Jonathan Hanna, MD, has been selected as a finalist for the American Heart Association’s Jay D. Coffman Early Career Investigator Award. Hanna is a resident of the Yale School of Medicine Department of Internal Medicine and worked with the Vascular Medicine Outcomes Program (VAMOS) under the mentorship of Carlos Mena-Hurtado, MD and Kim Smolderen, PhD and their team. The study Hanna will be presenting focuses on outcomes associated with the off-label use of drug eluting stents and drug coated balloons amongst patients with lower extremity peripheral artery disease and severe chronic kidney disease.
“This is a topic that has not been studied, even though there is widespread use of these devices in the real world without evidence for safety in prior done RCTs,” says Mena-Hurtado.
For VAMOS, it is the second trainee that emerges from their program as a finalist for the Coffman Award, with previously, Mahesh Anantha, MD, presenting work on the burden of critical limb ischemia.

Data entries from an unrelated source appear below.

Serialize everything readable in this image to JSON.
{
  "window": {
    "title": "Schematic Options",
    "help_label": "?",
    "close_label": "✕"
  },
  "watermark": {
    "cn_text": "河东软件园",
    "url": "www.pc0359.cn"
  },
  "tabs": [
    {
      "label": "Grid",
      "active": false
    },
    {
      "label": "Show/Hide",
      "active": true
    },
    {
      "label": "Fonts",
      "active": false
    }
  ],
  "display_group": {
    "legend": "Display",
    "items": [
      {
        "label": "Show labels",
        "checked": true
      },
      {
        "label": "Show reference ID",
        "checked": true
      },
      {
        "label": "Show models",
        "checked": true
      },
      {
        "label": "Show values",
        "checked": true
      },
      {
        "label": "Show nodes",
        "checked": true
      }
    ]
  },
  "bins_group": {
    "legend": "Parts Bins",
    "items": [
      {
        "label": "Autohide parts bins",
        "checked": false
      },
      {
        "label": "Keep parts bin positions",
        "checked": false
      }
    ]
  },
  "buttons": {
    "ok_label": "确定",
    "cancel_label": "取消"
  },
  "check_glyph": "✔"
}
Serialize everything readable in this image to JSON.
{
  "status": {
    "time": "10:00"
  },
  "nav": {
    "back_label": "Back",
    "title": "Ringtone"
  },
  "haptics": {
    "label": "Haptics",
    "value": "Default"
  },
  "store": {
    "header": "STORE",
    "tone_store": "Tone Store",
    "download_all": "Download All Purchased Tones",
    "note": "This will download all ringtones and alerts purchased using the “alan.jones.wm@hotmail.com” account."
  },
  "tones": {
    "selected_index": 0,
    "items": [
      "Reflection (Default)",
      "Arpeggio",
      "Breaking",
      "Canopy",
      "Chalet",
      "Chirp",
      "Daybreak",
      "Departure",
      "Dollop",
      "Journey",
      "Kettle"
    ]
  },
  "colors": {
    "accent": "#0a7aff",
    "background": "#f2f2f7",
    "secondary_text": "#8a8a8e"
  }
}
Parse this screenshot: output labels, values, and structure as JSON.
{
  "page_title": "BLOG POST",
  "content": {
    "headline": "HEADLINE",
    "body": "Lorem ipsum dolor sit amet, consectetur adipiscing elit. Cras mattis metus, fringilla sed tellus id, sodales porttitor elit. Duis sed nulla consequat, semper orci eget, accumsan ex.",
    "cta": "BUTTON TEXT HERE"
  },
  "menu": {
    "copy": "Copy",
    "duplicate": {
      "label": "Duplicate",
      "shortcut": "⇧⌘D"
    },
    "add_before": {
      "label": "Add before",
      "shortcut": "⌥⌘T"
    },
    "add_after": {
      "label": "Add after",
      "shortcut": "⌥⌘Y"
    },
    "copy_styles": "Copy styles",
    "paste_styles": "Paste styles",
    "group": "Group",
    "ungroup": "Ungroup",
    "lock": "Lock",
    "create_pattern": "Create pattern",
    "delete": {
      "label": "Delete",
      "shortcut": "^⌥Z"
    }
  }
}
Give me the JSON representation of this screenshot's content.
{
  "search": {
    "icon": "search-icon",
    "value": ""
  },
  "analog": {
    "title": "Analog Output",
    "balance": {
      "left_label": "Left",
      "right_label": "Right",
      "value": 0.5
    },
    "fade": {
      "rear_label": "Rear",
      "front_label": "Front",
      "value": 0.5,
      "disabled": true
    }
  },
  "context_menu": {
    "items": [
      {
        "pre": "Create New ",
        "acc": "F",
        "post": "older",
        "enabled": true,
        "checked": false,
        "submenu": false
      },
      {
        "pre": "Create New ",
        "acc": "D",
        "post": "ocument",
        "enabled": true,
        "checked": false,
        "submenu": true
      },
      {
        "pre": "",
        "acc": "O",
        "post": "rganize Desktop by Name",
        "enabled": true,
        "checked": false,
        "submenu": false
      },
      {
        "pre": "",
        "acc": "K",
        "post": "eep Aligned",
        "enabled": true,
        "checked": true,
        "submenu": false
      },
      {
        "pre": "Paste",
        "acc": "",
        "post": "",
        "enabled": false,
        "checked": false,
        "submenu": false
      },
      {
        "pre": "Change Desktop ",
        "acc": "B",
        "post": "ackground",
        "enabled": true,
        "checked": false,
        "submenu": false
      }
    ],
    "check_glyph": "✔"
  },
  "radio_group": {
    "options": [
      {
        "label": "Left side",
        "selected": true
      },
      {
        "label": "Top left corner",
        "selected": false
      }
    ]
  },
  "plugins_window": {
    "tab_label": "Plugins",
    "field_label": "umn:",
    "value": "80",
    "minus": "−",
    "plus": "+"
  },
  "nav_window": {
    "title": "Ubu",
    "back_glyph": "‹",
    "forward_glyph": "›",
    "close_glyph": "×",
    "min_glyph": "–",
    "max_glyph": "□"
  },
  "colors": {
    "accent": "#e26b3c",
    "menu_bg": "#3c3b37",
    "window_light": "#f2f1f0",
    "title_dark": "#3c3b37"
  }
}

Each year the American Heart Association (AHA) Council on Peripheral Vascular Disease identifies promising researchers for the Early Career Investigator Awards. The Coffman Award was established in memory of Jay D. Coffman, MD, a thought leader in peripheral vascular medicine.
Hanna is furthermore the lead author of several studies with a focus on cardiovascular disease, spanning prevention to intervention, including a recent study published in the American Journal of Preventive Cardiology which demonstrates variable SGLT2i and GLP1-RA prescribing across U.S. counties. Hanna will present his abstract, “Drug-coated Balloon and Drug-eluting Stent Safety in Patients with Femoropopliteal and Severe Chronic Kidney Disease” during the AHA Scientific Sessions Annual Conference November 5–7, 2022.